1.1 Linear Regression
The simplest linear regression model is the following, with a single predictor and a slope and intercept coefficient, and normally distributed noise. This model can be written using standard regression notation as \[ y_n = \alpha + \beta x_n + \epsilon_n \quad\text{where}\quad \epsilon_n \sim \operatorname{normal}(0,\sigma). \]
This is equivalent to the following sampling involving the residual, \[ y_n - (\alpha + \beta X_n) \sim \operatorname{normal}(0,\sigma), \] and reducing still further, to \[ y_n \sim \operatorname{normal}(\alpha + \beta X_n, \, \sigma). \]
This latter form of the model is coded in Stan as follows.
data {
int<lower=0> N;
vector[N] x;
vector[N] y;
}
parameters {
real alpha;
real beta;
real<lower=0> sigma;
}
model {
y ~ normal(alpha + beta * x, sigma);
}
There are N
observations and or each observation, \(n \in N\), we have predictor x[n]
and outcome y[n]
. The intercept and slope parameters are alpha
and beta
. The model assumes a normally distributed noise term with scale sigma
. This model has improper priors for the two regression coefficients.
Matrix Notation and Vectorization
The sampling statement in the previous model is vectorized, with
y ~ normal(alpha + beta * x, sigma);
providing the same model as the unvectorized version,
for (n in 1:N)
y[n] ~ normal(alpha + beta * x[n], sigma);
In addition to being more concise, the vectorized form is much faster.1
In general, Stan allows the arguments to distributions such as normal
to be vectors. If any of the other arguments are vectors or arrays, they have to be the same size. If any of the other arguments is a scalar, it is reused for each vector entry. See the vectorization section for more information on vectorization of probability functions.
The other reason this works is that Stan’s arithmetic operators are overloaded to perform matrix arithmetic on matrices. In this case, because x
is of type vector
and beta
of type real
, the expression beta * x
is of type vector
. Because Stan supports vectorization, a regression model with more than one predictor can be written directly using matrix notation.
data {
int<lower=0> N; // number of data items
int<lower=0> K; // number of predictors
matrix[N, K] x; // predictor matrix
vector[N] y; // outcome vector
}
parameters {
real alpha; // intercept
vector[K] beta; // coefficients for predictors
real<lower=0> sigma; // error scale
}
model {
y ~ normal(x * beta + alpha, sigma); // likelihood
}
The constraint lower=0
in the declaration of sigma
constrains the value to be greater than or equal to 0. With no prior in the model block, the effect is an improper prior on non-negative real numbers. Although a more informative prior may be added, improper priors are acceptable as long as they lead to proper posteriors.
In the model above, x
is an \(N \times K\) matrix of predictors and beta
a \(K\)-vector of coefficients, so x * beta
is an \(N\)-vector of predictions, one for each of the \(N\) data items. These predictions line up with the outcomes in the \(N\)-vector y
, so the entire model may be written using matrix arithmetic as shown. It would be possible to include a column of ones in the data matrix x
to remove the alpha
parameter.
The sampling statement in the model above is just a more efficient, vector-based approach to coding the model with a loop, as in the following statistically equivalent model.
model {
for (n in 1:N)
y[n] ~ normal(x[n] * beta, sigma);
}
With Stan’s matrix indexing scheme, x[n]
picks out row n
of the matrix x
; because beta
is a column vector, the product x[n] * beta
is a scalar of type real
.
Intercepts as Inputs
In the model formulation
y ~ normal(x * beta, sigma);
there is no longer an intercept coefficient alpha
. Instead, we have assumed that the first column of the input matrix x
is a column of 1 values. This way, beta[1]

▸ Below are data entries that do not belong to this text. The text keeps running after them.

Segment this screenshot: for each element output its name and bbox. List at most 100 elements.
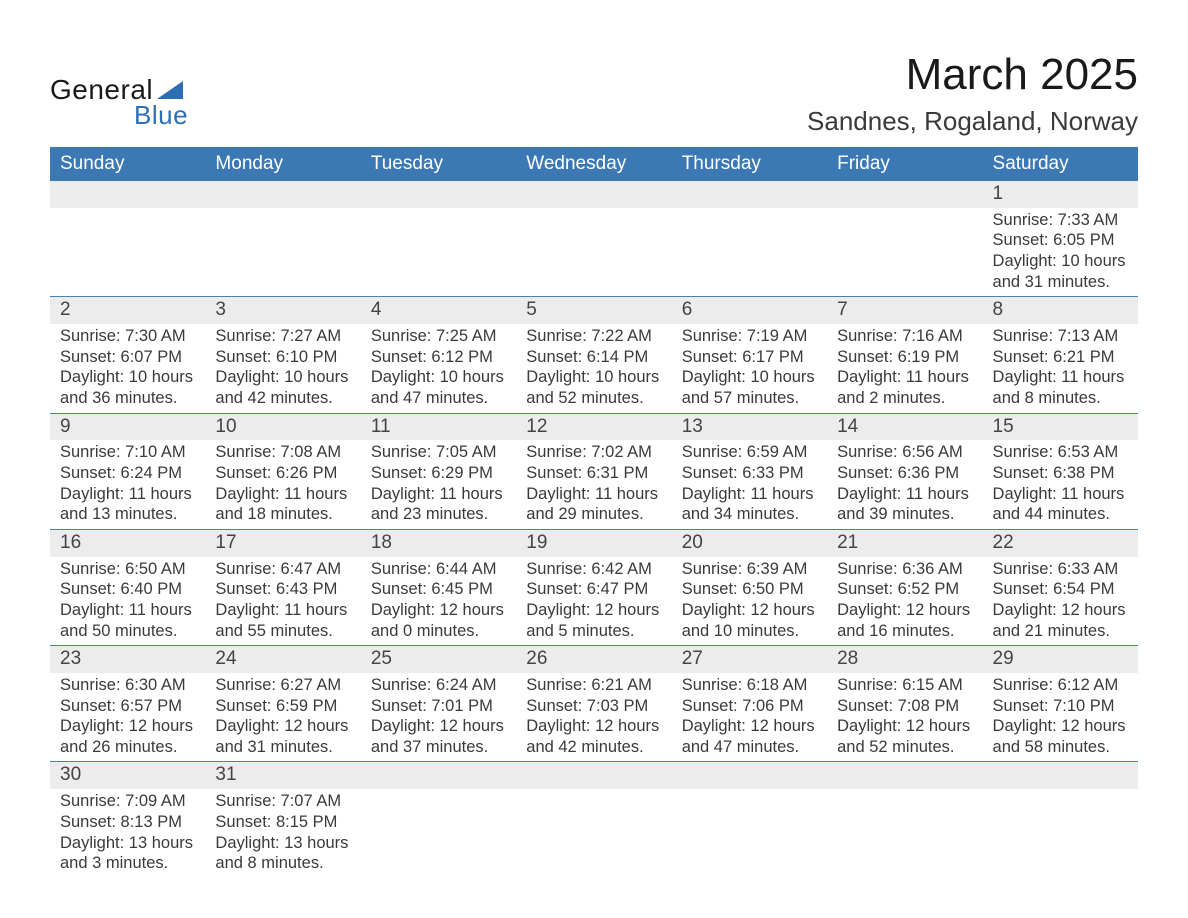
daylight-line: Daylight: 10 hours and 42 minutes. <box>215 367 350 408</box>
sunrise-line: Sunrise: 6:30 AM <box>60 675 195 696</box>
day-number: 18 <box>361 530 516 557</box>
day-number-cell: 10 <box>205 413 360 440</box>
sunset-line: Sunset: 6:12 PM <box>371 347 506 368</box>
sunset-line: Sunset: 6:17 PM <box>682 347 817 368</box>
day-details: Sunrise: 7:07 AMSunset: 8:15 PMDaylight:… <box>205 789 360 878</box>
day-number: 20 <box>672 530 827 557</box>
sunset-line: Sunset: 6:21 PM <box>993 347 1128 368</box>
sunset-line: Sunset: 6:19 PM <box>837 347 972 368</box>
day-details: Sunrise: 6:59 AMSunset: 6:33 PMDaylight:… <box>672 440 827 529</box>
sunrise-line: Sunrise: 6:53 AM <box>993 442 1128 463</box>
week-data-row: Sunrise: 6:30 AMSunset: 6:57 PMDaylight:… <box>50 673 1138 762</box>
sunset-line: Sunset: 6:52 PM <box>837 579 972 600</box>
day-number: 27 <box>672 646 827 673</box>
day-number-cell <box>361 181 516 208</box>
sunset-line: Sunset: 6:33 PM <box>682 463 817 484</box>
day-number: 21 <box>827 530 982 557</box>
day-details: Sunrise: 6:36 AMSunset: 6:52 PMDaylight:… <box>827 557 982 646</box>
day-number: 14 <box>827 414 982 441</box>
sunset-line: Sunset: 8:15 PM <box>215 812 350 833</box>
daylight-line: Daylight: 11 hours and 44 minutes. <box>993 484 1128 525</box>
daylight-line: Daylight: 12 hours and 47 minutes. <box>682 716 817 757</box>
day-details: Sunrise: 6:15 AMSunset: 7:08 PMDaylight:… <box>827 673 982 762</box>
sunset-line: Sunset: 6:05 PM <box>993 230 1128 251</box>
day-number: 26 <box>516 646 671 673</box>
day-number-cell: 9 <box>50 413 205 440</box>
day-data-cell: Sunrise: 6:21 AMSunset: 7:03 PMDaylight:… <box>516 673 671 762</box>
day-data-cell: Sunrise: 7:25 AMSunset: 6:12 PMDaylight:… <box>361 324 516 413</box>
week-daynum-row: 23242526272829 <box>50 646 1138 673</box>
sunrise-line: Sunrise: 7:07 AM <box>215 791 350 812</box>
day-data-cell: Sunrise: 7:33 AMSunset: 6:05 PMDaylight:… <box>983 208 1138 297</box>
day-number-cell <box>672 762 827 789</box>
day-data-cell <box>50 208 205 297</box>
day-data-cell: Sunrise: 6:56 AMSunset: 6:36 PMDaylight:… <box>827 440 982 529</box>
week-data-row: Sunrise: 7:09 AMSunset: 8:13 PMDaylight:… <box>50 789 1138 878</box>
sunset-line: Sunset: 6:07 PM <box>60 347 195 368</box>
day-number-cell: 7 <box>827 297 982 324</box>
day-number-cell: 3 <box>205 297 360 324</box>
logo-triangle-icon <box>157 81 183 99</box>
daylight-line: Daylight: 12 hours and 0 minutes. <box>371 600 506 641</box>
day-details: Sunrise: 6:47 AMSunset: 6:43 PMDaylight:… <box>205 557 360 646</box>
daylight-line: Daylight: 11 hours and 34 minutes. <box>682 484 817 525</box>
sunset-line: Sunset: 7:08 PM <box>837 696 972 717</box>
sunset-line: Sunset: 7:01 PM <box>371 696 506 717</box>
day-number-cell <box>516 181 671 208</box>
sunrise-line: Sunrise: 7:08 AM <box>215 442 350 463</box>
day-number-cell: 14 <box>827 413 982 440</box>
day-details: Sunrise: 6:39 AMSunset: 6:50 PMDaylight:… <box>672 557 827 646</box>
day-number-cell: 17 <box>205 529 360 556</box>
daylight-line: Daylight: 11 hours and 55 minutes. <box>215 600 350 641</box>
day-number-cell: 31 <box>205 762 360 789</box>
day-header: Wednesday <box>516 147 671 181</box>
day-data-cell <box>516 208 671 297</box>
day-details: Sunrise: 7:08 AMSunset: 6:26 PMDaylight:… <box>205 440 360 529</box>
sunset-line: Sunset: 6:47 PM <box>526 579 661 600</box>
day-number-cell: 22 <box>983 529 1138 556</box>
day-number: 16 <box>50 530 205 557</box>
daylight-line: Daylight: 11 hours and 18 minutes. <box>215 484 350 525</box>
daylight-line: Daylight: 11 hours and 23 minutes. <box>371 484 506 525</box>
day-data-cell: Sunrise: 7:19 AMSunset: 6:17 PMDaylight:… <box>672 324 827 413</box>
sunset-line: Sunset: 6:43 PM <box>215 579 350 600</box>
day-details: Sunrise: 7:22 AMSunset: 6:14 PMDaylight:… <box>516 324 671 413</box>
sunrise-line: Sunrise: 6:33 AM <box>993 559 1128 580</box>
day-data-cell: Sunrise: 6:30 AMSunset: 6:57 PMDaylight:… <box>50 673 205 762</box>
day-number-cell <box>516 762 671 789</box>
day-details: Sunrise: 7:33 AMSunset: 6:05 PMDaylight:… <box>983 208 1138 297</box>
day-data-cell: Sunrise: 7:07 AMSunset: 8:15 PMDaylight:… <box>205 789 360 878</box>
day-details: Sunrise: 7:09 AMSunset: 8:13 PMDaylight:… <box>50 789 205 878</box>
sunrise-line: Sunrise: 6:21 AM <box>526 675 661 696</box>
day-details: Sunrise: 7:30 AMSunset: 6:07 PMDaylight:… <box>50 324 205 413</box>
day-data-cell: Sunrise: 6:42 AMSunset: 6:47 PMDaylight:… <box>516 557 671 646</box>
calendar-table: Sunday Monday Tuesday Wednesday Thursday… <box>50 147 1138 878</box>
week-data-row: Sunrise: 7:33 AMSunset: 6:05 PMDaylight:… <box>50 208 1138 297</box>
day-details: Sunrise: 6:56 AMSunset: 6:36 PMDaylight:… <box>827 440 982 529</box>
day-details: Sunrise: 6:50 AMSunset: 6:40 PMDaylight:… <box>50 557 205 646</box>
daylight-line: Daylight: 12 hours and 26 minutes. <box>60 716 195 757</box>
day-details: Sunrise: 6:30 AMSunset: 6:57 PMDaylight:… <box>50 673 205 762</box>
daylight-line: Daylight: 13 hours and 8 minutes. <box>215 833 350 874</box>
day-data-cell <box>361 208 516 297</box>
day-number-cell: 12 <box>516 413 671 440</box>
sunrise-line: Sunrise: 7:10 AM <box>60 442 195 463</box>
daylight-line: Daylight: 13 hours and 3 minutes. <box>60 833 195 874</box>
daylight-line: Daylight: 12 hours and 58 minutes. <box>993 716 1128 757</box>
day-number-cell <box>983 762 1138 789</box>
day-data-cell: Sunrise: 7:05 AMSunset: 6:29 PMDaylight:… <box>361 440 516 529</box>
day-data-cell <box>361 789 516 878</box>
day-data-cell: Sunrise: 6:59 AMSunset: 6:33 PMDaylight:… <box>672 440 827 529</box>
sunset-line: Sunset: 7:06 PM <box>682 696 817 717</box>
day-data-cell: Sunrise: 7:16 AMSunset: 6:19 PMDaylight:… <box>827 324 982 413</box>
day-data-cell: Sunrise: 7:27 AMSunset: 6:10 PMDaylight:… <box>205 324 360 413</box>
day-number-cell: 25 <box>361 646 516 673</box>
day-details: Sunrise: 6:27 AMSunset: 6:59 PMDaylight:… <box>205 673 360 762</box>
day-number-cell <box>672 181 827 208</box>
day-number: 29 <box>983 646 1138 673</box>
day-number: 9 <box>50 414 205 441</box>
sunrise-line: Sunrise: 7:19 AM <box>682 326 817 347</box>
day-number: 1 <box>983 181 1138 208</box>
week-daynum-row: 16171819202122 <box>50 529 1138 556</box>
sunset-line: Sunset: 6:57 PM <box>60 696 195 717</box>
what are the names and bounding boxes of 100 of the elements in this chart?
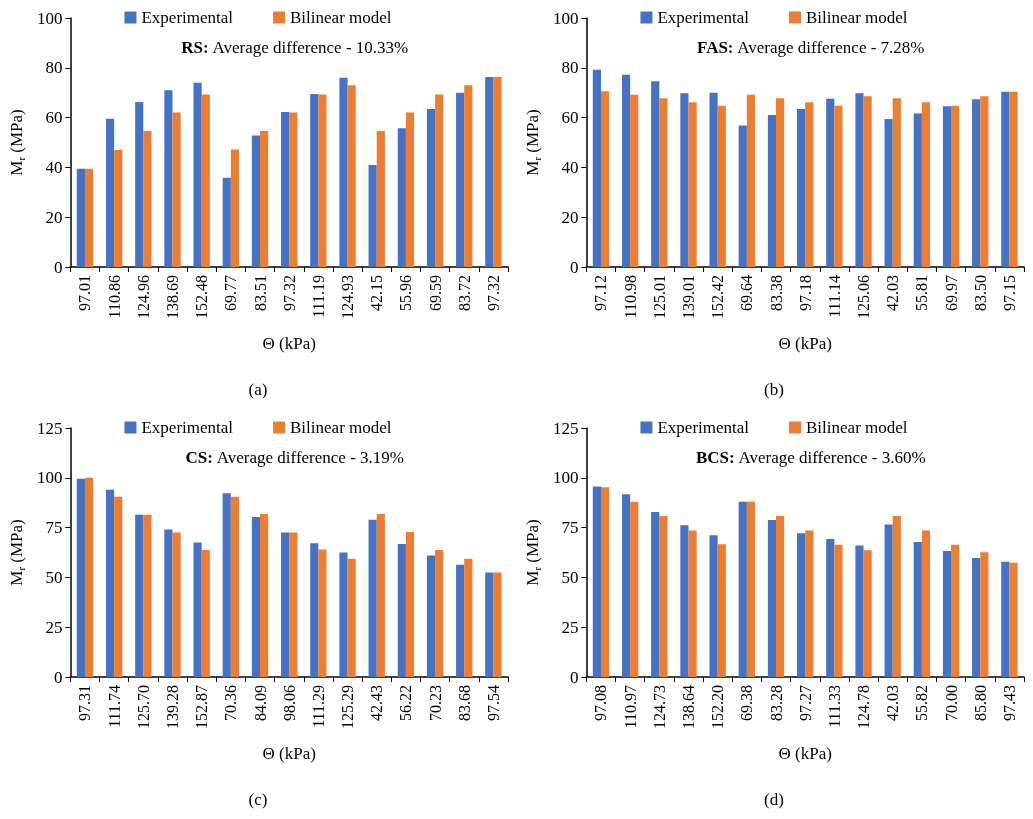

plays the role of the intercept. If the intercept gets a different prior than the slope terms, then it would be clearer to break it out. It is also slightly more efficient in its explicit form with the intercept variable singled out because there’s one fewer multiplications; it should not make that much of a difference to speed, though, so the choice should be based on clarity.
Unlike in Python and R, which are interpreted, Stan is translated to C++ and compiled, so loops and assignment statements are fast. Vectorized code is faster in Stan because (a) the expression tree used to compute derivatives can be simplified, leading to fewer virtual function calls, and (b) computations that would be repeated in the looping version, such as
log(sigma)
in the above model, will be computed once and reused.↩